In the present lot, most likely illustrating the dance of the
Gözde, which is Turkish for the Favorite, Joanovitch presents the women in a Turkish hamam or harem, dancing for each other. The term 'belly dance,' which is said to come from the French 'danse du
ventre' was coined at the turn of the century for the intricate hip
movements which incorporated the techniques of the Raks Baladi (see lot 18). Believed to have emerged as an art form in the courts of the
Ottoman Empire, it was first performed as sort of a birthing aid in
front of other woman.
The Gözde was one of four women the Sultan would select from the odalisques in his chambers. 'If one of the Gözdes became
pregnant, she would be promoted to the rank of Ikbal (Felicity) and become Kadin Efendi (Wife)' (I. Aksit, The Mystery of the Ottoman Harem, Istanbul, 2000, p. 41).

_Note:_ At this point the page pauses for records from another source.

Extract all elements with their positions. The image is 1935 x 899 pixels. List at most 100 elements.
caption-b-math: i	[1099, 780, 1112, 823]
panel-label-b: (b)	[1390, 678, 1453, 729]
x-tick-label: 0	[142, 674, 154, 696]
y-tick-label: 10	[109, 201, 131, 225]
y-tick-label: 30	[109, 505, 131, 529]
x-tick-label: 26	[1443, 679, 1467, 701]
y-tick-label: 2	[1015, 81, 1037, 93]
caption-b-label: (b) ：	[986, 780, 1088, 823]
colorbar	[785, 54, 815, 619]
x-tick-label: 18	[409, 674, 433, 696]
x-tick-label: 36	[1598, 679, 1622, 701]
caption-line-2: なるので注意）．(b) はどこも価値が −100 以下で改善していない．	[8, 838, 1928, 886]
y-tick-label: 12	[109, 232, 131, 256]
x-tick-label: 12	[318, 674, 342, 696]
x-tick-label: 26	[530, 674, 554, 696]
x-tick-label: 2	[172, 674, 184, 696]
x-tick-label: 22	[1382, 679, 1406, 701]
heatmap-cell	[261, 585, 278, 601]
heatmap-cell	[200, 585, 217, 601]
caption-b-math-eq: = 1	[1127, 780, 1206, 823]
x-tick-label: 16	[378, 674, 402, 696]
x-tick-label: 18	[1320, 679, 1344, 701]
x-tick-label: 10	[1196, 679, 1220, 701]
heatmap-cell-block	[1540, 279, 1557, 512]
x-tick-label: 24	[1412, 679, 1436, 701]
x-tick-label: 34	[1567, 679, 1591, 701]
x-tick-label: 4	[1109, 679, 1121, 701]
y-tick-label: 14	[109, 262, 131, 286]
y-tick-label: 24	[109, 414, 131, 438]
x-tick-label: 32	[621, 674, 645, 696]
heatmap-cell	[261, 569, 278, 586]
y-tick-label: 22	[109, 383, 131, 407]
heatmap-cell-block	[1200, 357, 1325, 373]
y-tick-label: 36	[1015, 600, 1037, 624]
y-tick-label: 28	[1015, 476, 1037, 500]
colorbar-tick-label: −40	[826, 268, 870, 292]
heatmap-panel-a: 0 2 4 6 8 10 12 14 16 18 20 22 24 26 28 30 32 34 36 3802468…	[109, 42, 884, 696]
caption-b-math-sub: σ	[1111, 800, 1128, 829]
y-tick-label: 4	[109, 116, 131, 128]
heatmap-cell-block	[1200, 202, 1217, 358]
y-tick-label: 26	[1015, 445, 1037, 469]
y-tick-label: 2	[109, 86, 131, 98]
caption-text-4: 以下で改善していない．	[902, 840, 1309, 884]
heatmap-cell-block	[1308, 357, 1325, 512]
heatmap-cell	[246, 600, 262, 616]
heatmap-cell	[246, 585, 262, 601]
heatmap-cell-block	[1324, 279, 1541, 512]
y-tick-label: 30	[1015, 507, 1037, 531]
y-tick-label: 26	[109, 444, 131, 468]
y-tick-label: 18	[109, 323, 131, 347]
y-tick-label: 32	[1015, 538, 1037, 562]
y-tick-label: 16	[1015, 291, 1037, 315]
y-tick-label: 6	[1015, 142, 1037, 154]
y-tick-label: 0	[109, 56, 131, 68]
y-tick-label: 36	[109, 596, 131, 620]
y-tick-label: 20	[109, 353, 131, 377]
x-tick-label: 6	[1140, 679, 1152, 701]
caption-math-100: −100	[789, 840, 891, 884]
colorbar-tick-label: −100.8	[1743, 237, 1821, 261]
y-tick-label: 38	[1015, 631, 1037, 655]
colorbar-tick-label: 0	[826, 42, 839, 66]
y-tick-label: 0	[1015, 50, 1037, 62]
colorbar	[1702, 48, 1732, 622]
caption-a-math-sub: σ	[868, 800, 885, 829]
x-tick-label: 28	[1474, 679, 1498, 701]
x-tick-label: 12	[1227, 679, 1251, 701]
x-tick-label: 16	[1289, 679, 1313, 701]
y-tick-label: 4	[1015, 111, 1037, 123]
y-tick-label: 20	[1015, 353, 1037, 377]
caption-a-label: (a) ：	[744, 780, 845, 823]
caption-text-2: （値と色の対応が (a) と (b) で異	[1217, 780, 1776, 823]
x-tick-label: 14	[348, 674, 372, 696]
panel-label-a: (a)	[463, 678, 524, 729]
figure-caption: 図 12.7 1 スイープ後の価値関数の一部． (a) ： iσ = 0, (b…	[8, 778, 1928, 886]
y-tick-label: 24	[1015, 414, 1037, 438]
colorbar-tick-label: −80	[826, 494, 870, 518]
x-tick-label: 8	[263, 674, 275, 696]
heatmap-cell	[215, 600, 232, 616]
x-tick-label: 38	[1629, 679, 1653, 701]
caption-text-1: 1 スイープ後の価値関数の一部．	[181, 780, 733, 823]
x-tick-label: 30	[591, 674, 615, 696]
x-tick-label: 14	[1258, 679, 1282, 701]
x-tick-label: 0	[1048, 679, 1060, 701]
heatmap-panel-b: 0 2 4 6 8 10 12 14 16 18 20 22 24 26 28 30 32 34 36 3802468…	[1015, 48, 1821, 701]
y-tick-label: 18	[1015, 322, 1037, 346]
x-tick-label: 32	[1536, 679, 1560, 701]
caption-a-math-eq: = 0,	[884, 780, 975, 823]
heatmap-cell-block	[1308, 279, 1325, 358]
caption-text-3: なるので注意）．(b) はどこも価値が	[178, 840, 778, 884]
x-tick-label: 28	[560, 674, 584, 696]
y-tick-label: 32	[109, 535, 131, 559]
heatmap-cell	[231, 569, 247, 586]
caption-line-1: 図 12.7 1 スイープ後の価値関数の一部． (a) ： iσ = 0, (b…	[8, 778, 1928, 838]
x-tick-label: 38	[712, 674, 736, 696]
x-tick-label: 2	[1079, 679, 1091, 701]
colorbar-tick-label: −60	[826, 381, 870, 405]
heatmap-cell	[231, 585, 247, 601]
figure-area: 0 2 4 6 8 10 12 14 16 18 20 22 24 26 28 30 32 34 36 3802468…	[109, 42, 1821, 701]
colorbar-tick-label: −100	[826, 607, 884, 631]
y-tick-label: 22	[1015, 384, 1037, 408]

The other women would aid the new
mother by teaching her to undulate and roll her body in natural, curvy snake-like movement to help with the delivery of the baby.
In the present lot, Joanovitch carefully recreates a detailed scene
inside the hamam, where the Ikbal belly dances to the rhythm of her fellow Gözdes who are clapping, rattling the tambourine and
playing the drum. The dance is for themselves and done with many
layers of colorful clothing, belted at the waist with no skin showing. The movements are refined and characterized by soft, flowing actions of the arms and isolated hip gyrations. As the women listen to the music
and watch the performance of their peer, they are being offered tea by the servants to increase their enjoyment of the activity.